To make the change permanently, by destructive save, would cause problems in Lightroom. You could overwrite the existing JPG with the new JPG, but then Lightroom will apply the edits to the edited/saved JPG. For example, if you increased the exposure on the original JPG by +1.0, and then did a destructive save, then the file on disk now has exposure increased by +1.0, and Lightroom then applies the editing information from its database and increases the exposure by +1.0, giving a +2.0. Similar issues would happen if you straightened a horizon and then destructively saved, the image in Lightroom would appear to have the angular change applied twice.
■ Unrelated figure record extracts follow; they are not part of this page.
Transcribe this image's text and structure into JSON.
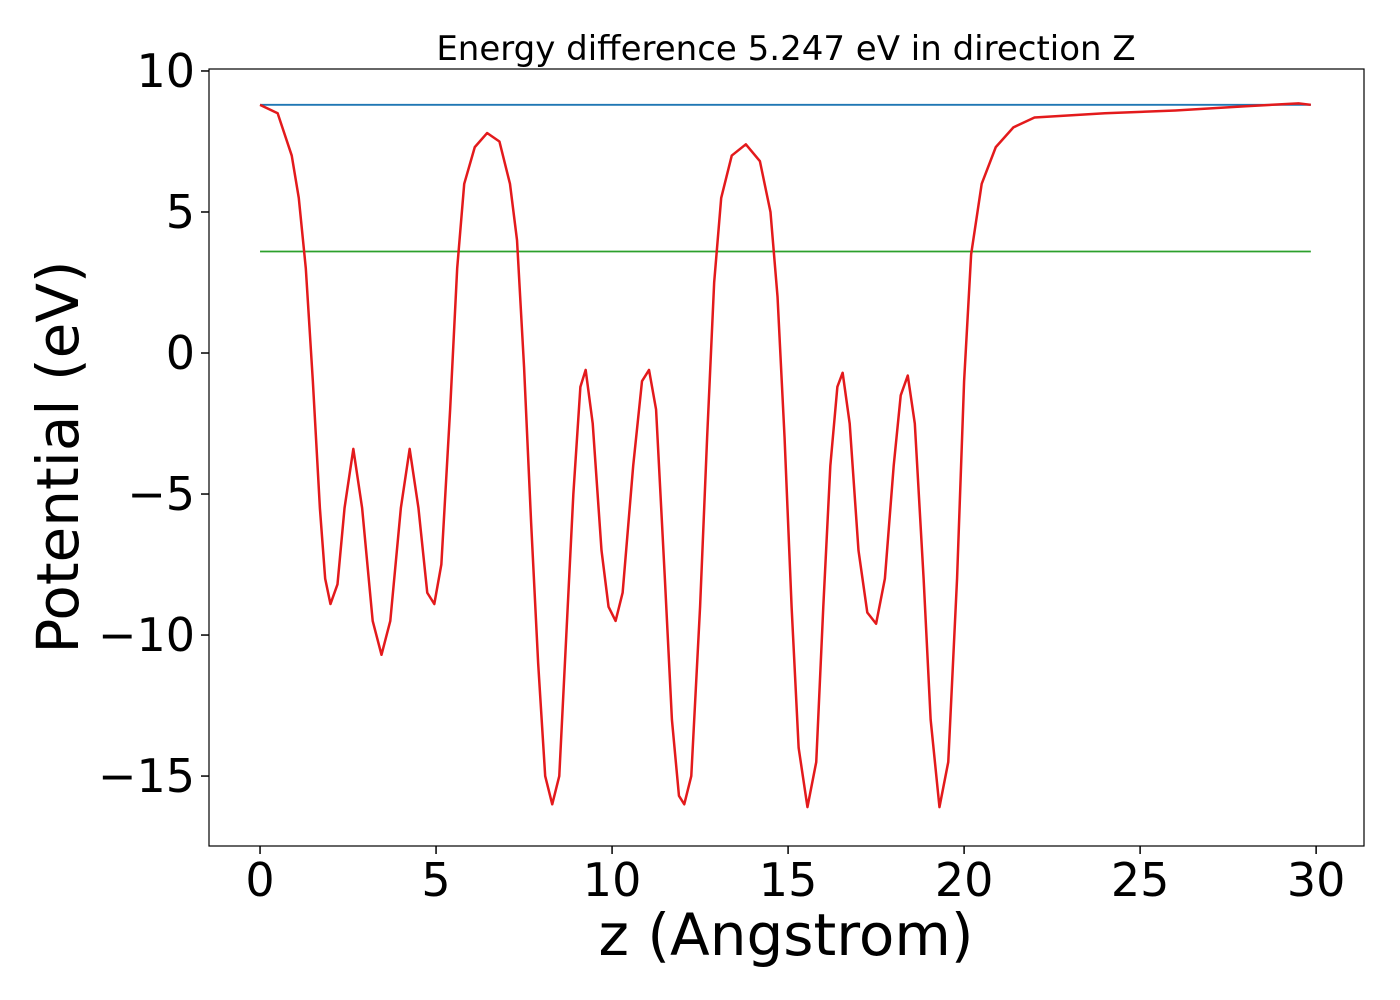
{
  "chart_data": {
    "type": "line",
    "title": "Energy difference 5.247 eV in direction Z",
    "x_label": "z (Angstrom)",
    "y_label": "Potential (eV)",
    "xlim": [
      -1.45,
      31.36
    ],
    "ylim": [
      -17.48,
      10.07
    ],
    "xticks": [
      0,
      5,
      10,
      15,
      20,
      25,
      30
    ],
    "yticks": [
      {
        "value": -15,
        "label": "−15"
      },
      {
        "value": -10,
        "label": "−10"
      },
      {
        "value": -5,
        "label": "−5"
      },
      0,
      5,
      10
    ],
    "series": [
      {
        "color": "#1f77b4",
        "x": [
          0,
          29.85
        ],
        "values": [
          8.8,
          8.8
        ]
      },
      {
        "color": "#2ca02c",
        "x": [
          0,
          29.85
        ],
        "values": [
          3.6,
          3.6
        ]
      },
      {
        "color": "#e31a1c",
        "x": [
          0,
          0.5,
          0.9,
          1.1,
          1.3,
          1.5,
          1.7,
          1.85,
          2.0,
          2.2,
          2.4,
          2.65,
          2.9,
          3.2,
          3.45,
          3.7,
          4.0,
          4.25,
          4.5,
          4.75,
          4.95,
          5.15,
          5.4,
          5.6,
          5.8,
          6.1,
          6.45,
          6.8,
          7.1,
          7.3,
          7.5,
          7.7,
          7.9,
          8.1,
          8.3,
          8.5,
          8.7,
          8.9,
          9.1,
          9.25,
          9.45,
          9.7,
          9.9,
          10.1,
          10.3,
          10.6,
          10.85,
          11.05,
          11.25,
          11.5,
          11.7,
          11.9,
          12.05,
          12.25,
          12.5,
          12.7,
          12.9,
          13.1,
          13.4,
          13.8,
          14.2,
          14.5,
          14.7,
          14.9,
          15.1,
          15.3,
          15.55,
          15.8,
          16.0,
          16.2,
          16.4,
          16.55,
          16.75,
          17.0,
          17.25,
          17.5,
          17.75,
          18.0,
          18.2,
          18.4,
          18.6,
          18.85,
          19.05,
          19.3,
          19.55,
          19.8,
          20.0,
          20.2,
          20.5,
          20.9,
          21.4,
          22,
          24,
          26,
          28,
          29.5,
          29.85
        ],
        "values": [
          8.8,
          8.5,
          7.0,
          5.5,
          3.0,
          -1.0,
          -5.5,
          -8.0,
          -8.9,
          -8.2,
          -5.5,
          -3.4,
          -5.5,
          -9.5,
          -10.7,
          -9.5,
          -5.5,
          -3.4,
          -5.5,
          -8.5,
          -8.9,
          -7.5,
          -2.0,
          3.0,
          6.0,
          7.3,
          7.8,
          7.5,
          6.0,
          4.0,
          -0.5,
          -6,
          -11,
          -15,
          -16,
          -15,
          -10,
          -5,
          -1.2,
          -0.6,
          -2.5,
          -7,
          -9,
          -9.5,
          -8.5,
          -4,
          -1,
          -0.6,
          -2,
          -8,
          -13,
          -15.7,
          -16,
          -15,
          -9,
          -3,
          2.5,
          5.5,
          7.0,
          7.4,
          6.8,
          5.0,
          2.0,
          -3.0,
          -9,
          -14,
          -16.1,
          -14.5,
          -9,
          -4,
          -1.2,
          -0.7,
          -2.5,
          -7,
          -9.2,
          -9.6,
          -8,
          -4,
          -1.5,
          -0.8,
          -2.5,
          -8,
          -13,
          -16.1,
          -14.5,
          -8,
          -1,
          3.5,
          6.0,
          7.3,
          8.0,
          8.35,
          8.5,
          8.6,
          8.75,
          8.85,
          8.8
        ]
      }
    ]
  }
}
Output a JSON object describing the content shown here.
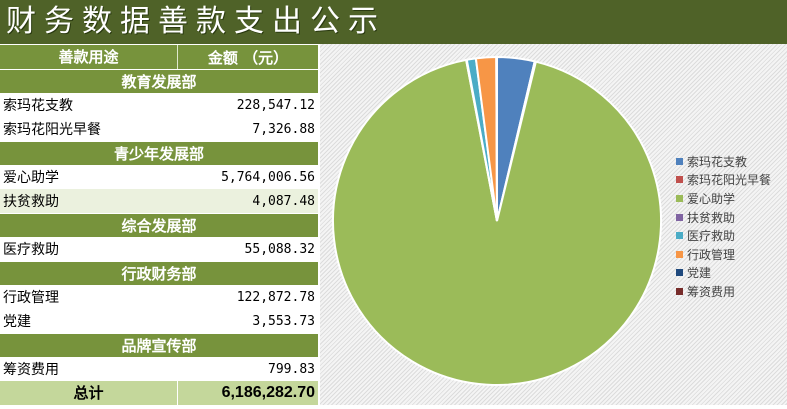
{
  "title": "财务数据善款支出公示",
  "table": {
    "col1": "善款用途",
    "col2": "金额 （元）",
    "sections": [
      {
        "name": "教育发展部",
        "items": [
          {
            "label": "索玛花支教",
            "value": "228,547.12"
          },
          {
            "label": "索玛花阳光早餐",
            "value": "7,326.88"
          }
        ]
      },
      {
        "name": "青少年发展部",
        "items": [
          {
            "label": "爱心助学",
            "value": "5,764,006.56"
          },
          {
            "label": "扶贫救助",
            "value": "4,087.48"
          }
        ]
      },
      {
        "name": "综合发展部",
        "items": [
          {
            "label": "医疗救助",
            "value": "55,088.32"
          }
        ]
      },
      {
        "name": "行政财务部",
        "items": [
          {
            "label": "行政管理",
            "value": "122,872.78"
          },
          {
            "label": "党建",
            "value": "3,553.73"
          }
        ]
      },
      {
        "name": "品牌宣传部",
        "items": [
          {
            "label": "筹资费用",
            "value": "799.83"
          }
        ]
      }
    ],
    "total_label": "总计",
    "total_value": "6,186,282.70"
  },
  "chart_data": {
    "type": "pie",
    "categories": [
      "索玛花支教",
      "索玛花阳光早餐",
      "爱心助学",
      "扶贫救助",
      "医疗救助",
      "行政管理",
      "党建",
      "筹资费用"
    ],
    "values": [
      228547.12,
      7326.88,
      5764006.56,
      4087.48,
      55088.32,
      122872.78,
      3553.73,
      799.83
    ],
    "colors": [
      "#4f81bd",
      "#c0504d",
      "#9bbb59",
      "#8064a2",
      "#4bacc6",
      "#f79646",
      "#1f497d",
      "#772c2a"
    ],
    "legend": "right"
  }
}
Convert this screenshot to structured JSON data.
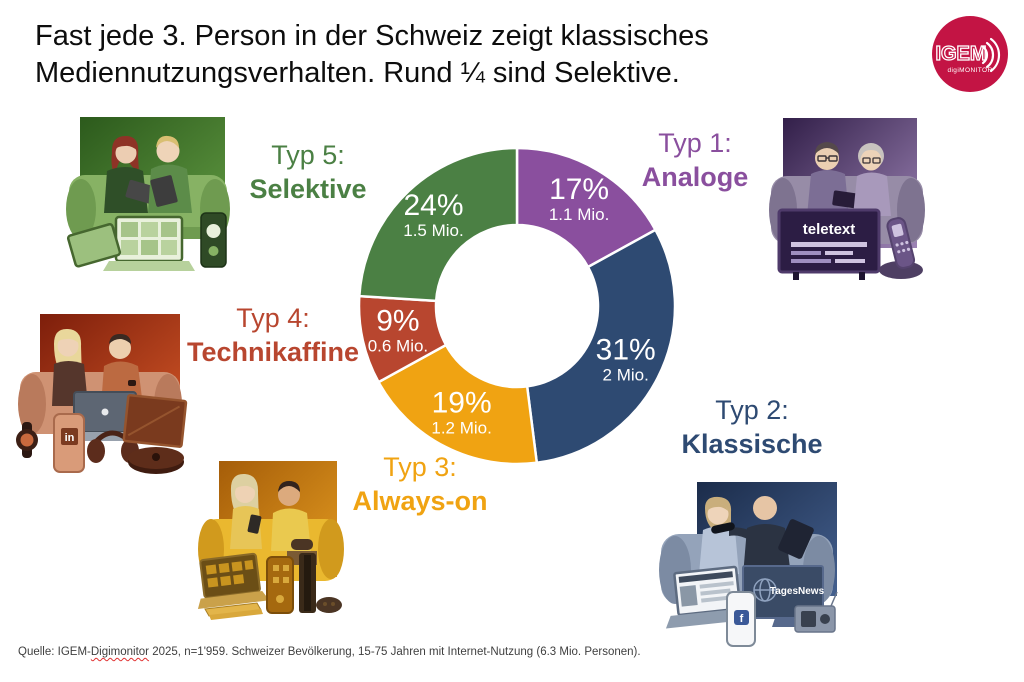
{
  "title": {
    "line1": "Fast jede 3. Person in der Schweiz zeigt klassisches",
    "line2": "Mediennutzungsverhalten. Rund ¼ sind Selektive."
  },
  "logo": {
    "text": "IGEM",
    "subtext": "digiMONITOR",
    "bg_color": "#c31444"
  },
  "chart_data": {
    "type": "pie",
    "variant": "donut",
    "start_angle_deg": 0,
    "direction": "clockwise",
    "legend_position": "around",
    "segments": [
      {
        "type_label": "Typ 1:",
        "name": "Analoge",
        "pct": 17,
        "value_label": "17%",
        "mio": "1.1 Mio.",
        "color": "#8a4f9e"
      },
      {
        "type_label": "Typ 2:",
        "name": "Klassische",
        "pct": 31,
        "value_label": "31%",
        "mio": "2 Mio.",
        "color": "#2e4a72"
      },
      {
        "type_label": "Typ 3:",
        "name": "Always-on",
        "pct": 19,
        "value_label": "19%",
        "mio": "1.2 Mio.",
        "color": "#f0a312"
      },
      {
        "type_label": "Typ 4:",
        "name": "Technikaffine",
        "pct": 9,
        "value_label": "9%",
        "mio": "0.6 Mio.",
        "color": "#b8462f"
      },
      {
        "type_label": "Typ 5:",
        "name": "Selektive",
        "pct": 24,
        "value_label": "24%",
        "mio": "1.5 Mio.",
        "color": "#4b8044"
      }
    ]
  },
  "illustrations": {
    "typ1": {
      "tv_text": "teletext"
    },
    "typ2": {
      "tv_text": "TagesNews",
      "phone_logo": "f"
    },
    "typ4": {
      "phone_logo": "in"
    }
  },
  "footer": {
    "text_before": "Quelle: IGEM-",
    "underlined": "Digimonitor",
    "text_after": " 2025, n=1'959. Schweizer Bevölkerung, 15-75 Jahren mit Internet-Nutzung (6.3 Mio. Personen)."
  }
}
So while this can be done (although it involves an export step), the negative consequences are quite severe, and I would urge you to rethink your need to do this. As long as I have been involved in Lightroom, I have not heard a good reason to do this, nor am I aware of anyone doing destructive saves. You would be much better off understanding how to use Lightroom as intended.
If the issue is actually what export folder to use ... this is simply handled by most people by making an export to a temporary folder (I always use the same folder named Temp). All my exports go there, so I always know where the exports are. Once I am done using the exported photo (for example, I have e-mailed it or uploaded it), I delete the exported photo, knowing that I can always re-create this export exactly if necessary.
Lightroom is a non-destructive editor that saves all of your edits in the LR catalog, along with keywords and other metadata you can use for "organizing" you images. You can create multiple virtual copies of any image and apply different settings to them without exporting to separate files. Collections are also virtual copies that can be used for further organization. Some good tutorials here:
Peter Krogh has an excellent eBook on organizing your photographs with LR5:
One of the main tenets of Lightroom workflow is that you simply do not touch your originals ever. Do not look at them as the final product but simply as the raw "negative" that you keep safely tucked away. There never should be a reason to find your originals except perhaps to move them off to an external hard disk if your main disk is getting full.